I went through immigration, got my bags, and then they directed me to the line for quarantine taxis.
Before getting in the quarantine taxi, they sprayed me down with disinfectant from head to toe. That was kind of crazy!
The whole process took about three hours, but it was so easy and the airport workers were very helpful.
A government worker called me on my second day and told me she would be assigned to me during my quarantine. She was so sweet! I report my temperature to her everyday and she has arranged for trash collection for me.
RTT: How has quarantine gone for you? What is a normal day like for you?
Quarantine has gone surprisingly well for me! I am pretty good at being lazy (haha) but I still wasn’t sure how I would handle being cooped up alone for so long in a foreign country! It’s been fine, so far, though.
I am on day 11 of 15. (If you’re wondering why it’s 15 instead of 14, even though I landed at 4 AM, the first day didn’t count as it wasn’t a full 24 hours.) The days in quarantine go surprisingly fast! I have kept myself busy by video chatting with friends and family many days, journaling about this unique experience, and lesson planning for school. It’s been nice having all this time to prep for teaching!

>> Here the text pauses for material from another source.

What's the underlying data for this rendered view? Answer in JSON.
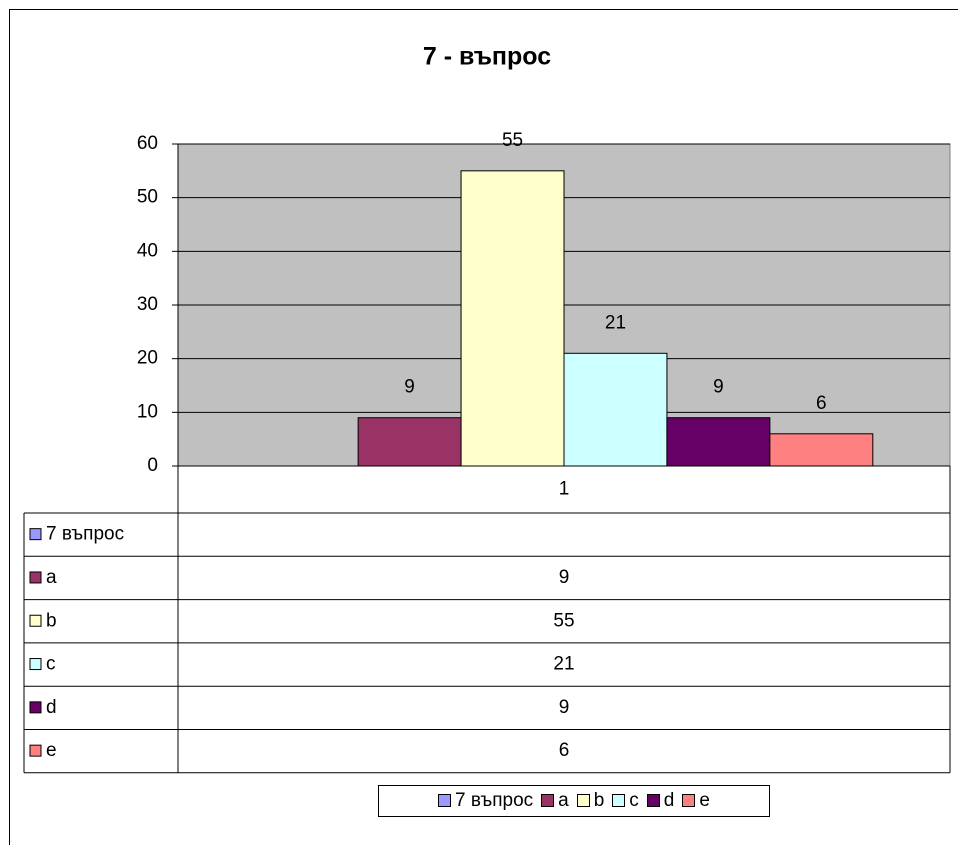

A normal day in quarantine for me includes binge watching some shows (of course!), reading, working out, perusing social media, and learning some Chinese phrases through my language app. These are the things I make sure to do every single day. I also have spent time watching out the windows and envying the people I see outside. Haha!
RTT: What advice would you give to new teachers that have to go through quarantine before they can start teaching in Taiwan? Is there anything else you’d like our readers to know about?

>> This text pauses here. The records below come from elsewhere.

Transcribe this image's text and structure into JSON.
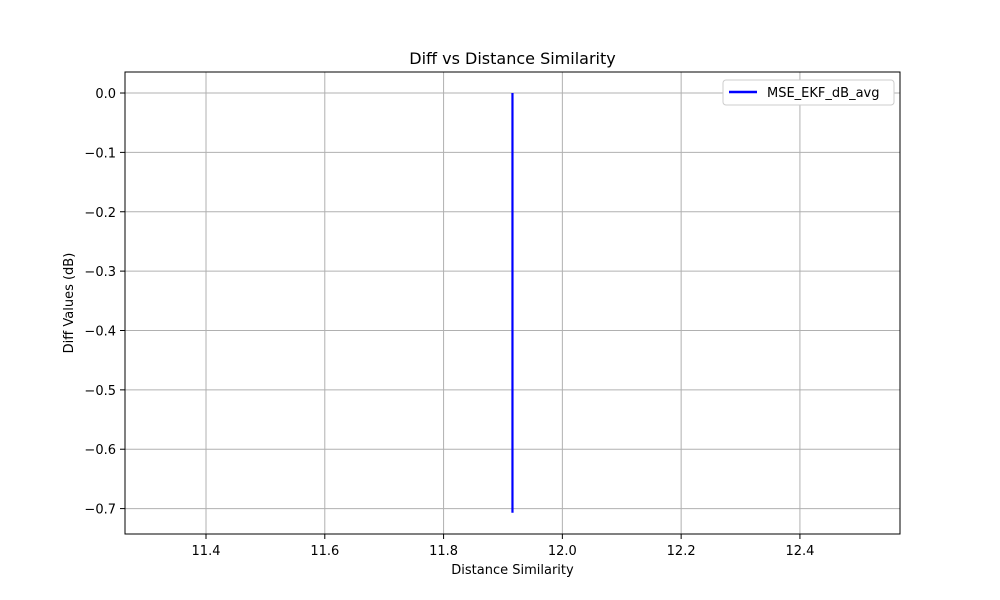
{
  "chart_data": {
    "type": "line",
    "title": "Diff vs Distance Similarity",
    "xlabel": "Distance Similarity",
    "ylabel": "Diff Values (dB)",
    "xlim": [
      11.2636,
      12.5685
    ],
    "ylim": [
      -0.7428,
      0.0354
    ],
    "xticks": [
      11.4,
      11.6,
      11.8,
      12.0,
      12.2,
      12.4
    ],
    "xtick_labels": [
      "11.4",
      "11.6",
      "11.8",
      "12.0",
      "12.2",
      "12.4"
    ],
    "yticks": [
      0.0,
      -0.1,
      -0.2,
      -0.3,
      -0.4,
      -0.5,
      -0.6,
      -0.7
    ],
    "ytick_labels": [
      "0.0",
      "−0.1",
      "−0.2",
      "−0.3",
      "−0.4",
      "−0.5",
      "−0.6",
      "−0.7"
    ],
    "grid": true,
    "legend_position": "top-right",
    "series": [
      {
        "name": "MSE_EKF_dB_avg",
        "color": "#0000ff",
        "x": [
          11.916,
          11.916
        ],
        "y": [
          0.0,
          -0.707
        ]
      }
    ]
  }
}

My advice is to go for it! If the pandemic and having to quarantine is potentially holding you back, know that Reach To Teach will help you through every step of the way. Even though the process was taxing, it’s nice to know that I’m here relaxing in quarantine with nothing left to worry about.
I promise the quarantine isn’t as daunting as it seems it would be. Just make sure you have a list of things you want to do each day and maybe some extra projects and tasks to throw in. Use the time to get over jet lag, prepare for teaching, and don’t forget to talk to family and friends a lot to get you through it! If you need any advice or a friend to talk to during the process, feel free to add me on LINE. My ID is jamiegulick.
RTT: Do you have any favorite blogs, resources, or websites about Taiwan that you’d like to share with our readers? (Housing, info, etc.?)
The only website that comes to mind is Reach To Teach’s. Seriously, read their articles. There is so much helpful information in the Reach To Teach Taiwan section! Also, there are some Facebook groups for Taiwan expats. Those have been really useful to me.
Other than that, Google will become your best friend. 😊
RTT: Thank you so much, Jamie! We wish you the best of luck on your first day of school and we look forward to meeting you at our Fall Meet & Greet event!